Su questo tema interviene Assomet news, la newsletter dell’Associazione dei metalli non ferrosi, che sottolinea come la richiesta di eliminazione del dazio si riferisce solo al metallo primario, mentre sono tutti d’accordo nel richiedere che non vengano riviste le tariffe per le leghe secondarie. E riporta l’opinione del dott. Mario Conserva, ad di Alfin-Edimet : “Il dazio sull’alluminio primario è anacronistico, non ha ragioni tecniche di esistere e rimane in vita solo come sussidio occulto per alcuni settori. Rappresenta un ostacolo allo sviluppo dell’industria in EU e pesa negativamente sulle possibilità di ripresa non solo del downstream, ma anche di tutti i settori industriali a valle, dai trasformatori (fonderie ed estrusori) agli utilizzatori (industrie dei trasporti, delle costruzioni, dell’imballaggio, della meccanica). I produttori di semilavorati di alluminio sono senza difese, stretti nella morsa tra il maggior costo della materia prima del 6% e l’inefficacia del dazio EU del 7.5% a proteggere dall’import di semilavorati. La fortissima competizione dei trasformatori e dei fabbricanti extra europei di parti e componenti in alluminio deve far riflettere sui danni irreversibili che il dazio EU sul metallo primario comporta”.
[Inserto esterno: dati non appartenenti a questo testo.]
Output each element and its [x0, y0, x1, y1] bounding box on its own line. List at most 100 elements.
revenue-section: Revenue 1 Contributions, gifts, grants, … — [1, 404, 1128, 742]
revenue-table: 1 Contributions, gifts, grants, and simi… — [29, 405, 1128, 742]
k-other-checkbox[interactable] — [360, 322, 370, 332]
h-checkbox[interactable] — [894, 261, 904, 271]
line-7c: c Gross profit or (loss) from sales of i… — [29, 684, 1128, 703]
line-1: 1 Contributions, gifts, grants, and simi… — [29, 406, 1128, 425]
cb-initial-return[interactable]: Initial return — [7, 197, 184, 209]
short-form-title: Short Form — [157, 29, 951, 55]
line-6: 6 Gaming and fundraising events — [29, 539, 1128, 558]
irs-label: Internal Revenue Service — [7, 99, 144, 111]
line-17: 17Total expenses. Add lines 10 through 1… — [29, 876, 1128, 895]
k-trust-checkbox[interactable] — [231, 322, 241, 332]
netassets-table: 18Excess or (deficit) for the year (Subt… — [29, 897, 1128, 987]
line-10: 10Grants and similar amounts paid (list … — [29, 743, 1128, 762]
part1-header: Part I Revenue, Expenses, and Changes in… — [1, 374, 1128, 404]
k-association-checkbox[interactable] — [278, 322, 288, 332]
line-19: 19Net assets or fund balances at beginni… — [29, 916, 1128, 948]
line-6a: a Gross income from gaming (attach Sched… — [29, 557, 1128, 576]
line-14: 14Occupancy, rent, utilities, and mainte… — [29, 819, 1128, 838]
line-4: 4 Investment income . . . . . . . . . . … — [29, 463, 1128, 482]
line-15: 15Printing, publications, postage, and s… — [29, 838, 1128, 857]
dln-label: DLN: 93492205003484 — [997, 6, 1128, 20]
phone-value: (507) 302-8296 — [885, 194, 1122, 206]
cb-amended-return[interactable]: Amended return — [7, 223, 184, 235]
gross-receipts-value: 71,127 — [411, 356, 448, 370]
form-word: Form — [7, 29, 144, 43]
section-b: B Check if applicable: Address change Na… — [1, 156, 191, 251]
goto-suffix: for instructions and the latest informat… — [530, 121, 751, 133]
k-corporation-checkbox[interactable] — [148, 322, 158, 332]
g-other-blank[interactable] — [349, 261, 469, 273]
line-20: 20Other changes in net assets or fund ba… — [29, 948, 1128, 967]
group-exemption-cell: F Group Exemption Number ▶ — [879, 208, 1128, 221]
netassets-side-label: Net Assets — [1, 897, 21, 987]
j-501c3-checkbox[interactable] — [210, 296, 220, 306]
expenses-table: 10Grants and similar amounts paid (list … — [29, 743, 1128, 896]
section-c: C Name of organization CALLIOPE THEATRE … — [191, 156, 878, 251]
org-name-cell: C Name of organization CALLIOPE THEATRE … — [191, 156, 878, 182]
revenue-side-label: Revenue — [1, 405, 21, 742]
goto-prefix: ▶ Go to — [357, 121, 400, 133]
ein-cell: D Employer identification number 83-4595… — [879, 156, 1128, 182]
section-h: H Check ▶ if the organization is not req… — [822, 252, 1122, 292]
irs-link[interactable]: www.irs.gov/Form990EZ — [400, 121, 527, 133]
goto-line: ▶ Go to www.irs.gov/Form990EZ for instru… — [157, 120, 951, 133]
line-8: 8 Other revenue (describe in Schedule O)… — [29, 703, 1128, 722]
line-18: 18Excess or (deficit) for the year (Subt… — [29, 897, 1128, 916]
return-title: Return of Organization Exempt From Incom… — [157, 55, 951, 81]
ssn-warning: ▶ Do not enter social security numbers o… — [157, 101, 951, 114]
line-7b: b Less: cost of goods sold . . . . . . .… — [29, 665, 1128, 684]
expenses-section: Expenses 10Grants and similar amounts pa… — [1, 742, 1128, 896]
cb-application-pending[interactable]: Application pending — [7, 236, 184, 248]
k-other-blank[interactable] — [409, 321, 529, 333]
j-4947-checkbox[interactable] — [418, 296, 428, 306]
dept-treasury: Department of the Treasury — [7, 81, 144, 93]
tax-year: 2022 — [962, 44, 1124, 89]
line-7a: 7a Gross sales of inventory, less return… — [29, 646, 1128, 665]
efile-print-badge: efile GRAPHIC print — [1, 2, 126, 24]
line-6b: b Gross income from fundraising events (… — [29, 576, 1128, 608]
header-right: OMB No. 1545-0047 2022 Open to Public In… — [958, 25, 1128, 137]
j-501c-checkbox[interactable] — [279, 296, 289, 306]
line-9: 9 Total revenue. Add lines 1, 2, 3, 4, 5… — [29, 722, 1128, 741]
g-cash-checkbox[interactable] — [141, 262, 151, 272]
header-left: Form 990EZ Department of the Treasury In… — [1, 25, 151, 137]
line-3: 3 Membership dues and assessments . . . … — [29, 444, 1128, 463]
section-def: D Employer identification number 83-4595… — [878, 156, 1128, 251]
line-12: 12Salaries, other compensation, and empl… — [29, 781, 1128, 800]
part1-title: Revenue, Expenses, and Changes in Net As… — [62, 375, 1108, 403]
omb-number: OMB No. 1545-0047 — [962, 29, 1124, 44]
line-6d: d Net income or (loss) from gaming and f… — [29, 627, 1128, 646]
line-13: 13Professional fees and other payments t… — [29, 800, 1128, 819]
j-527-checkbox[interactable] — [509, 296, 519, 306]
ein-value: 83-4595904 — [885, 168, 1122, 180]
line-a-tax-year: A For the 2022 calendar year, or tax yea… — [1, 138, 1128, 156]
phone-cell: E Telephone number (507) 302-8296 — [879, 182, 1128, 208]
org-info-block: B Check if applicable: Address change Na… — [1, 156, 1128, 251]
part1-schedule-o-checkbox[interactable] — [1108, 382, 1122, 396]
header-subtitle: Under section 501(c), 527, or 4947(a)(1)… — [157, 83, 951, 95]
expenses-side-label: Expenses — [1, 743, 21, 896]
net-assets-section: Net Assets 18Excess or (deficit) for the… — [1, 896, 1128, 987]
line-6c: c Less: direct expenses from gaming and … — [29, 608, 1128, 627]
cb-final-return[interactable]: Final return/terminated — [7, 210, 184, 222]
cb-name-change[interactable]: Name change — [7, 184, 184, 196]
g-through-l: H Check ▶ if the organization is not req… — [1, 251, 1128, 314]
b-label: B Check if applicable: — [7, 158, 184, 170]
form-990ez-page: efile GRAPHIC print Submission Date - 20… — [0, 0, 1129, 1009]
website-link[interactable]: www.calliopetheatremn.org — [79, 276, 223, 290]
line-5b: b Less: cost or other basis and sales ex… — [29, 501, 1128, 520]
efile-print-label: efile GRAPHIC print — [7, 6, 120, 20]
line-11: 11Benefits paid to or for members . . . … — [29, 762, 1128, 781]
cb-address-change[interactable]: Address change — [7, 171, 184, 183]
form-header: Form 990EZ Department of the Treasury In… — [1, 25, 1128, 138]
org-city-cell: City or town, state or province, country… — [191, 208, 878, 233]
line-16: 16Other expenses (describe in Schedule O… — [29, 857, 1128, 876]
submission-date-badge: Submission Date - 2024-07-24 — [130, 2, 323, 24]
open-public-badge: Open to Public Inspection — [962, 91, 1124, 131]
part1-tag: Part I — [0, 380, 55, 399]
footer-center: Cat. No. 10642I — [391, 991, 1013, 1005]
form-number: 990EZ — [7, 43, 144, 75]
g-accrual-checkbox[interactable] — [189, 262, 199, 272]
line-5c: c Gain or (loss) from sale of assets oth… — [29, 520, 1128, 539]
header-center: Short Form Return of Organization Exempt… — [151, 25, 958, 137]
Peraltro il dazio, oltre agli extracosti per gli utilizzatori, introduce anche le condizioni per distorsioni di mercato ed unfair competition all’interno della comunità EU27. Ad esempio in EU entrano semilavorati provenienti da paesi come la Norvegia, la Turchia ed il Marocco che hanno libera possibilità di accesso all’alluminio grezzo duty free (senza dazio del 6%) ed allo stesso tempo sono esenti dal dazio del 7,5% sui semilavorati introdotti in EU.  Inoltre il dazio introduce anche una pesante turbativa alla concorrenza interna per la presenza di alcuni operatori che hanno accesso a metallo esente dazio prodotto in paesi coperti da accordi commerciali con l’UE.